I turn the page and there are diagrams of a baby being born. It all looks so clean and neat in the pictures.

‘Rose is tough,' Kas says, ‘but she's sick. I've never seen her this thin.'

Willow wanders into the kitchen, rubbing the sleep from her eyes. She climbs onto Kas's lap.

‘Is Rose going to have a baby?' Willow asks.

‘Yes, she is,' I say.

Rose moans loudly. Kas pushes Willow off, jumps up, and goes into the bedroom.

The moans become louder, broken by short periods of silence. I can hear Rose's loud intakes of air before more low groans. Willow buries her face in my jumper and covers her ears.

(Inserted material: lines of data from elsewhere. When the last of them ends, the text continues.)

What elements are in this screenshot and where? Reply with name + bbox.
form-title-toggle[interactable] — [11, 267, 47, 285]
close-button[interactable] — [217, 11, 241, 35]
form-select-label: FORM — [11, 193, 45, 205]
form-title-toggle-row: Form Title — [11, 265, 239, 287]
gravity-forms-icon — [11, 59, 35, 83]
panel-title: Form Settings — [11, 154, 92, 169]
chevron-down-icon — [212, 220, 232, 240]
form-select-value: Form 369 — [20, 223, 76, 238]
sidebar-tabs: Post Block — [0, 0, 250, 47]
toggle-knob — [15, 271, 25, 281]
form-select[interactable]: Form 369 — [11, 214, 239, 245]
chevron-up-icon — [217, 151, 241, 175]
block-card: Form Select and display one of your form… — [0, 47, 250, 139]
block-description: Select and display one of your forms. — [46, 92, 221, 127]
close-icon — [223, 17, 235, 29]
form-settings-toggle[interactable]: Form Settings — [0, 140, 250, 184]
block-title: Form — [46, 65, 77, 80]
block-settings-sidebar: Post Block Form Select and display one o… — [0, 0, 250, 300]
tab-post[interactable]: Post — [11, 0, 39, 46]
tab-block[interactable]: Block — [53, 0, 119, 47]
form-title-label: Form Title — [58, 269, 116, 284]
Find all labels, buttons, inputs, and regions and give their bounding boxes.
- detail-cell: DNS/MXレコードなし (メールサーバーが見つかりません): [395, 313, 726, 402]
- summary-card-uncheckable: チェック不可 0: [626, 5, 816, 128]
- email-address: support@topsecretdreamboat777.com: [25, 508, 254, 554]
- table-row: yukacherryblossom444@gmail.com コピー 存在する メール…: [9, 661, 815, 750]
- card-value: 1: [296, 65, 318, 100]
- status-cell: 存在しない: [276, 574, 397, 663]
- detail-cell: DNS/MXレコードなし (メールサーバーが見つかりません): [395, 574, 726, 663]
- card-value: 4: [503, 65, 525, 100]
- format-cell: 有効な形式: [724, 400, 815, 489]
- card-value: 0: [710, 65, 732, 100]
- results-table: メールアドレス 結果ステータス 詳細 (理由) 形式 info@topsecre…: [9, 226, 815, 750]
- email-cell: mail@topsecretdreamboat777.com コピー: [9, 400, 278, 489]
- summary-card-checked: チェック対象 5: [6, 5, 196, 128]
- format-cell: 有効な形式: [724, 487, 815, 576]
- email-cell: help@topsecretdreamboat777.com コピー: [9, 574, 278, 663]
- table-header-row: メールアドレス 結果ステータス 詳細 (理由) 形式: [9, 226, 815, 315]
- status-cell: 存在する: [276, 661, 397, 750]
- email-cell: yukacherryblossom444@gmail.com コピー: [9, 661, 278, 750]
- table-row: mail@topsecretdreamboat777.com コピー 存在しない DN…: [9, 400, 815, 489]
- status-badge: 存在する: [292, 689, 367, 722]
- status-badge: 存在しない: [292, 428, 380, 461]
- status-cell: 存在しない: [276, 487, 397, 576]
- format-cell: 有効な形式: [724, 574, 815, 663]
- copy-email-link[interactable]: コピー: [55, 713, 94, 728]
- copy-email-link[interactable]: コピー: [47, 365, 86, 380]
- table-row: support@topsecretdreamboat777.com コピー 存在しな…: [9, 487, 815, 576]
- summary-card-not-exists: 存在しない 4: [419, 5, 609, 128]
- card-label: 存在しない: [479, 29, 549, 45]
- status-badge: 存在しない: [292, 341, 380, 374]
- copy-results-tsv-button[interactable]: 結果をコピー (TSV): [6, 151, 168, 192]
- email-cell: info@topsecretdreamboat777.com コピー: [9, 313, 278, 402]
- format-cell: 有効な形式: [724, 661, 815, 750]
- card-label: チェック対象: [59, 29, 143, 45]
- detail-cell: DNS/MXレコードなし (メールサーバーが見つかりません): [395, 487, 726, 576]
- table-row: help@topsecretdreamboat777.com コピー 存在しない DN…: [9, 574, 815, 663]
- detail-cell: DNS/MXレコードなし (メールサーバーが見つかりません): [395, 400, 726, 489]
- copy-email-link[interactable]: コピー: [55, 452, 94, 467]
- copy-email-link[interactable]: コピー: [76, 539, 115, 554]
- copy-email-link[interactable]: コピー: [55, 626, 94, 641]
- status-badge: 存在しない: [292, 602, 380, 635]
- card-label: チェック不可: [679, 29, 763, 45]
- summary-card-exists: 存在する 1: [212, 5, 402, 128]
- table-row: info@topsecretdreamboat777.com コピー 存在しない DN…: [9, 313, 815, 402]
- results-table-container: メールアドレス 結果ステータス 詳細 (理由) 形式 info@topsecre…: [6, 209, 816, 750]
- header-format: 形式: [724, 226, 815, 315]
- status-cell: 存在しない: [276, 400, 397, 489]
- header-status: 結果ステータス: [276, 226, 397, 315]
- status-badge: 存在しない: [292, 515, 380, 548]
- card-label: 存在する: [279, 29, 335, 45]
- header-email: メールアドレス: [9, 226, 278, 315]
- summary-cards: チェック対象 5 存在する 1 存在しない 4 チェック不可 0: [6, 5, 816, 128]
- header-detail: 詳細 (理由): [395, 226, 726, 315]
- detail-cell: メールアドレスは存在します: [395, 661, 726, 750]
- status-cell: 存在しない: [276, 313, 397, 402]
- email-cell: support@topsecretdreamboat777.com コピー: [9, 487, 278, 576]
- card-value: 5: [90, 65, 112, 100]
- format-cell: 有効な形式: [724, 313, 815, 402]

Ray comes and sits opposite us. He looks so much older, his face more grizzled.

I ask Willow to go and give Rowdy some food out on the porch. Ray follows her with a plate of bones.

When we're alone again, with just the sound of Rose's contractions in the next room, I ask Ray if Rose told him anything about the dead man I found in the paddock on Parker Street.

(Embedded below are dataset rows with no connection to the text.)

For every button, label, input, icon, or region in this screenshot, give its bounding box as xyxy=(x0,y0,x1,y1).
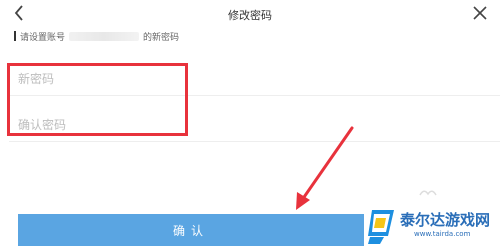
close-icon[interactable] xyxy=(470,3,490,23)
tip-suffix: 的新密码 xyxy=(143,32,180,43)
tip-prefix: 请设置账号 xyxy=(20,32,66,43)
watermark-glyph xyxy=(419,190,437,196)
navigation-bar: 修改密码 xyxy=(0,0,500,28)
page-title: 修改密码 xyxy=(228,9,272,22)
account-tip: 请设置账号 的新密码 xyxy=(14,30,180,43)
highlight-box xyxy=(7,63,188,136)
tip-accent-bar xyxy=(14,31,16,41)
account-blurred xyxy=(69,31,140,41)
watermark-url: www.tairda.com xyxy=(414,230,471,238)
watermark-name: 泰尔达游戏网 xyxy=(400,211,491,229)
confirm-button[interactable]: 确认 xyxy=(18,214,364,246)
divider xyxy=(9,141,500,142)
confirm-button-label: 确认 xyxy=(172,223,209,238)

‘He had an arrow in the back of his leg,' I explain, ‘and a knife sticking out of his chest. It was one of our kitchen knives.'

‘She said there'd been a fight, but she didn't tell me about
killing anyone.' He scratches the bristles on his chin. ‘She's as fierce as they come. I can only guess what they did to her up there at Longley, but whatever it was she'll do anything not to go back.'

‘She was protecting us too. She knew the Wilder had found my place. He had to be kept silent.'

‘Well, he can't get any more silent than that.'

There's a louder, longer groan from the bedroom and I hear Kas telling Rose to breathe. The contractions are getting closer together. We've got everything ready: basins for warm water, plenty of towels and a couple of big cushions for Rose if she needs to get into a more comfortable position. Ray has lit a fire in the combustion stove.

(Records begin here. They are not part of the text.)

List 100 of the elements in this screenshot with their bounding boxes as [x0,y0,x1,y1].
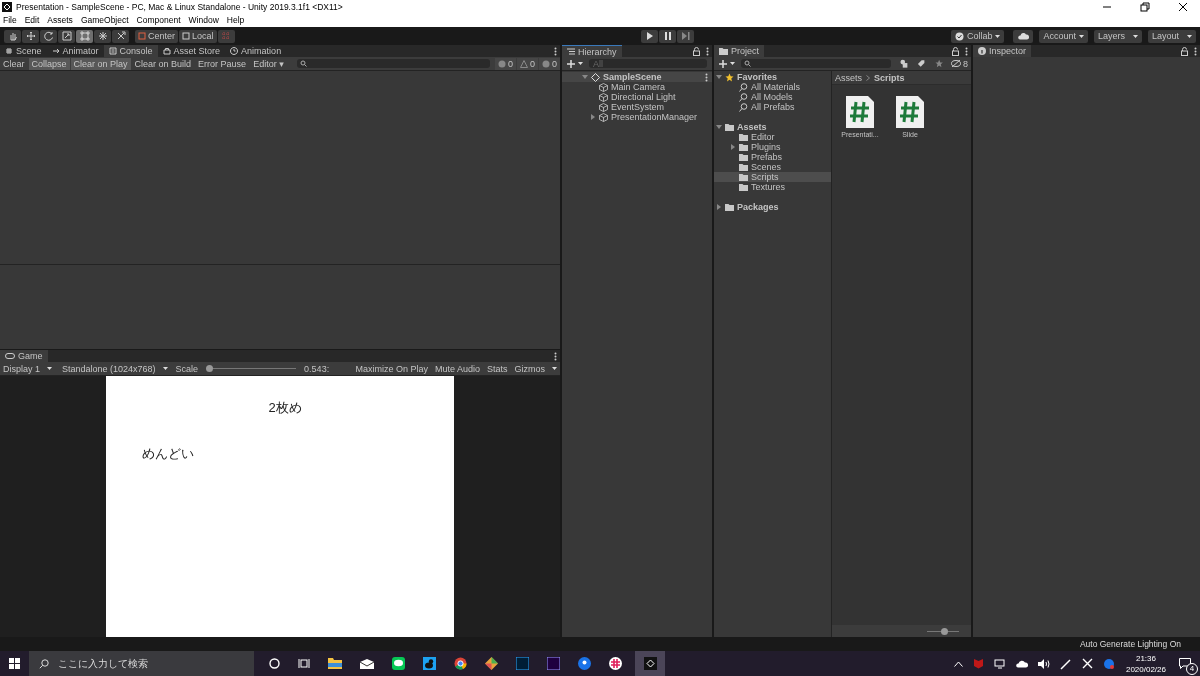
tab[interactable]: Game [0,350,48,362]
scene-row[interactable]: SampleScene [562,72,712,82]
tree-item[interactable]: Editor [714,132,831,142]
tool-button[interactable] [40,29,57,43]
tab[interactable]: Project [714,45,764,57]
dropdown-button[interactable]: Account [1039,29,1088,43]
expand-arrow-icon[interactable] [716,204,722,210]
tool-button[interactable] [76,29,93,43]
breadcrumb-item[interactable]: Scripts [874,72,905,83]
star-icon[interactable] [934,59,943,68]
restore-icon[interactable] [1140,1,1150,12]
console-toolbar-button[interactable]: Collapse [28,57,70,70]
lock-icon[interactable] [693,46,700,56]
more-icon[interactable] [1194,46,1197,56]
tree-item[interactable]: Packages [714,202,831,212]
tree-item[interactable]: Scenes [714,162,831,172]
menu-item[interactable]: Window [188,15,219,25]
slider-thumb[interactable] [206,365,214,372]
lock-icon[interactable] [952,46,959,56]
lock-icon[interactable] [1181,46,1188,56]
browser-icon[interactable] [454,657,467,670]
tab[interactable]: Hierarchy [562,45,622,57]
tree-item[interactable]: Scripts [714,172,831,182]
tree-item[interactable]: Assets [714,122,831,132]
duck-app-icon[interactable] [423,657,436,670]
tab[interactable]: Console [103,45,158,57]
clock-date[interactable]: 2020/02/26 [1125,663,1166,675]
tab[interactable]: Inspector [973,45,1032,57]
taskbar-search-field[interactable]: ここに入力して検索 [29,651,254,676]
tree-item[interactable]: Prefabs [714,152,831,162]
motion-app-icon[interactable] [547,657,560,670]
tree-item[interactable]: All Models [714,92,831,102]
chat-hash-icon[interactable] [609,657,622,670]
task-view-icon[interactable] [298,658,310,669]
chevron-up-icon[interactable] [953,660,963,667]
more-icon[interactable] [705,72,708,82]
tree-item[interactable]: Favorites [714,72,831,82]
cloud-icon[interactable] [1015,659,1028,668]
tree-item[interactable]: All Materials [714,82,831,92]
dropdown-button[interactable]: Layout [1148,29,1196,43]
console-toolbar-button[interactable]: Clear [0,57,28,70]
cortana-icon[interactable] [269,658,280,669]
tree-item[interactable]: Plugins [714,142,831,152]
filter-type-icon[interactable] [900,59,909,68]
windows-start-icon[interactable] [9,658,20,669]
tab[interactable]: Animation [225,45,287,57]
tab[interactable]: Scene [0,45,47,57]
diamond-app-icon[interactable] [485,657,498,670]
expand-arrow-icon[interactable] [716,74,722,80]
tree-item[interactable]: Textures [714,182,831,192]
chat-app-icon[interactable] [392,657,405,670]
photo-editor-icon[interactable] [516,657,529,670]
unity-taskbar-button[interactable] [635,651,665,676]
volume-icon[interactable] [1037,658,1050,669]
game-object-item[interactable]: PresentationManager [611,112,698,122]
tab[interactable]: Asset Store [157,45,226,57]
map-pin-icon[interactable] [578,657,591,670]
menu-item[interactable]: File [3,15,17,25]
cloud-button[interactable] [1013,29,1034,43]
menu-item[interactable]: Assets [47,15,73,25]
tag-icon[interactable] [917,59,926,68]
caret-icon[interactable] [552,367,557,370]
pivot-button[interactable]: Local [179,29,217,43]
hidden-packages-button[interactable]: 8 [948,57,971,70]
pause-button[interactable] [659,29,677,43]
menu-item[interactable]: Help [226,15,245,25]
notification-button[interactable]: 4 [1174,653,1196,674]
tool-button[interactable] [4,29,21,43]
search-field[interactable] [741,59,892,68]
tree-item[interactable]: All Prefabs [714,102,831,112]
pivot-button[interactable]: Center [135,29,178,43]
expand-arrow-icon[interactable] [590,114,596,120]
search-field[interactable] [296,59,490,68]
more-icon[interactable] [706,46,709,56]
game-object-item[interactable]: Directional Light [611,92,676,102]
tool-button[interactable] [58,29,75,43]
game-object-item[interactable]: Main Camera [611,82,666,92]
expand-arrow-icon[interactable] [730,144,736,150]
expand-arrow-icon[interactable] [582,75,588,79]
mail-icon[interactable] [360,658,374,669]
breadcrumb-item[interactable]: Assets [835,72,862,83]
script-file-icon[interactable] [895,95,925,129]
tool-button[interactable] [112,29,129,43]
log-count-button[interactable]: 0 [516,57,538,70]
game-object-item[interactable]: EventSystem [611,102,665,112]
folder-icon[interactable] [328,658,342,669]
dropdown-button[interactable]: Layers [1094,29,1142,43]
menu-item[interactable]: GameObject [80,15,129,25]
log-count-button[interactable]: 0 [539,57,560,70]
menu-item[interactable]: Edit [24,15,40,25]
zoom-slider[interactable] [927,627,959,635]
console-toolbar-button[interactable]: Clear on Play [70,57,131,70]
colorful-dot-icon[interactable] [1102,657,1115,670]
play-button[interactable] [641,29,659,43]
clock-time[interactable]: 21:36 [1135,652,1156,664]
collab-button[interactable]: Collab [950,29,1005,43]
shield-icon[interactable] [972,658,984,669]
log-count-button[interactable]: 0 [494,57,516,70]
tool-button[interactable] [22,29,39,43]
pen-icon[interactable] [1059,657,1072,670]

‘We're all going to have to help in there, Finn,' he says. ‘You as well.'

‘But I don't know what to do, Ray.'

‘She's gonna scream the house down most likely. Harriet used to say childbirth was like trying to push a basketball through a garden hose. I went with her once, over to Brigid Watson's place. They had the next farm over. It was when there were no doctors left on the coast. Her husband had died and her kids were just young'uns, so they weren't much help. Strongest woman I ever seen. She ran that farm on her own, even while she was pregnant. Harriet said she had child-bearing hips.'

‘What's that mean?'

‘A big arse, I reckon. Anyway, the baby slipped out like toothpaste from a tube. Cute little bugger, too. Girl. Didn't live past her first birthday, though. But I watched what Harriet
did, getting Brigid comfortable, talking to her the whole time. Reassuring her. Brigid delivered the baby on all fours.'

I'm starting to feel a bit sick with this detail, but at least I know more of what to expect.

‘Rose doesn't have child-bearing hips,' I say.